Several of my friends as well as acquaintances in Riyadh had departed without their children in tow, returning to various locations around the globe. While the choice to leave appeared to be voluntary none of us knew the circumstances that had lead to their decision. Marriages that had fallen apart, abuse and the inability to legally remove youngsters from the country resulted in little ones who were left behind. Memories of dear friends separated from their toddlers as well as teenagers were still fresh in my mind and so the tiny window that gave a view from the walkway into our apartment had been spray painted and covered by a piece of printer paper. Although we had made it back home, the idea of losing my children kept anxiety out of control for years to come.
Summer faded into Fall and a routine that was oddly familiar took shape. The tiny townhouse had come together with furniture that had been procured from the Union Gospel mission as well as odds and ends from mom and dad’s wood house. An alarm buzzed and prodded until we climbed out of bed and readied ourselves for the first day of school. There were no more long trips with a driver and the past few years of homeschooling had been exchanged for a public school that could be seen from the upstairs apartment window. We were together and no one had been left behind in Saudi, making it seem as if somehow all would be well.

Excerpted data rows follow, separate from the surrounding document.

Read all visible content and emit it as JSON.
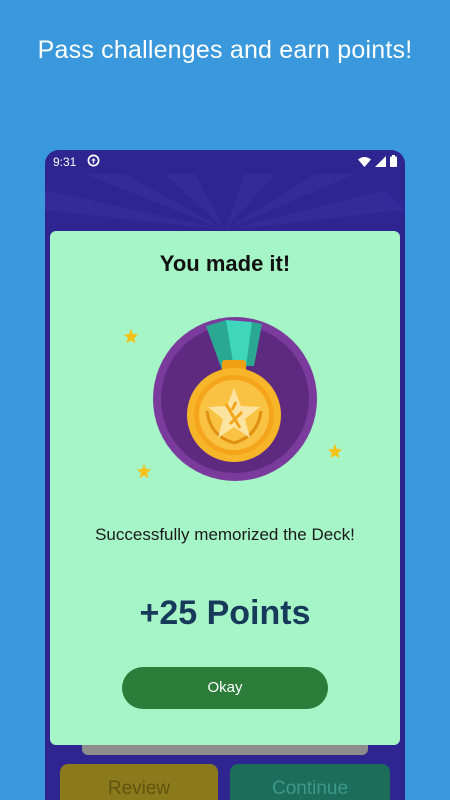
{
  "promo": {
    "title": "Pass challenges and earn points!"
  },
  "status_bar": {
    "time": "9:31",
    "icons": [
      "sync-icon",
      "wifi-icon",
      "cellular-icon",
      "battery-icon"
    ]
  },
  "dialog": {
    "title": "You made it!",
    "message": "Successfully memorized the Deck!",
    "points": "+25 Points",
    "okay_label": "Okay",
    "image": "medal-icon"
  },
  "bottom_buttons": {
    "review_label": "Review",
    "continue_label": "Continue"
  },
  "colors": {
    "background": "#3a98dc",
    "phone_bg": "#2f2590",
    "dialog_bg": "#a6f5c7",
    "okay_button": "#2d7d3a",
    "points_text": "#173a5a",
    "medal_gold": "#f7a91c",
    "medal_ribbon": "#35c9b0",
    "medal_circle": "#6a2a8a"
  }
}
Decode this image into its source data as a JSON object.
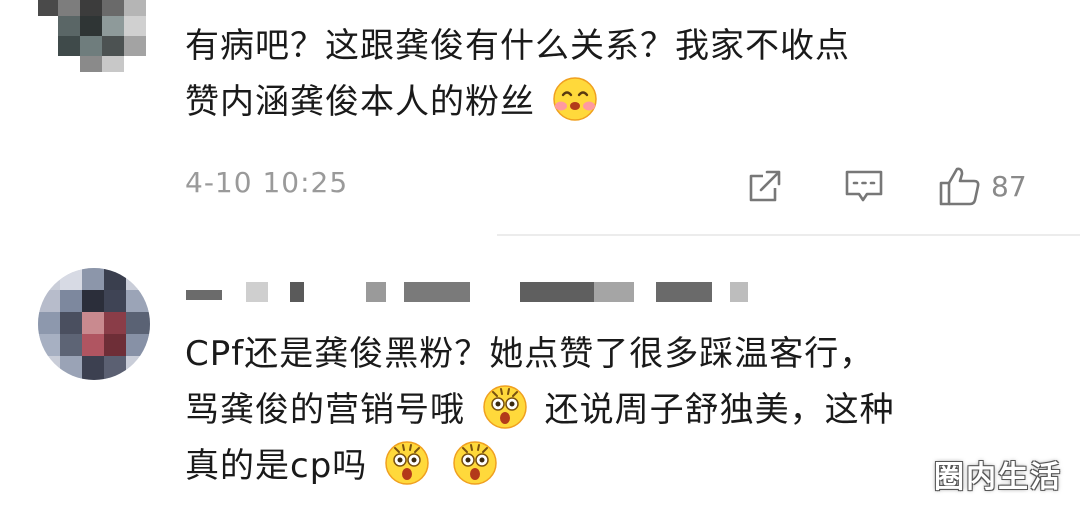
{
  "comments": [
    {
      "lines": [
        "有病吧？这跟龚俊有什么关系？我家不收点",
        "赞内涵龚俊本人的粉丝"
      ],
      "line2_emoji": "blushing-face",
      "time": "4-10 10:25",
      "likes": "87"
    },
    {
      "lines": [
        "CPf还是龚俊黑粉？她点赞了很多踩温客行，",
        "骂龚俊的营销号哦",
        "还说周子舒独美，这种",
        "真的是cp吗"
      ],
      "emoji": "astonished-face"
    }
  ],
  "icons": {
    "share": "share-icon",
    "reply": "comment-icon",
    "like": "thumbs-up-icon"
  },
  "watermark": "圈内生活"
}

Documents and papers were shuffled and stacked until everything was finally in order. A quick trip to the school meant walking out of the apartment door, into the parking lot and through a rickety wooden fence. Vaccination records were not available and birth certificates had taken weeks to arrive, being classified as a Birth abroad report from the consulate. I had met with the principal, teachers and office personnel but still felt that this was somehow wrong and I was at the center of upheaval and a leap into uncertainty. Mother reminded me that it was for the better good and school was part of a new freedom.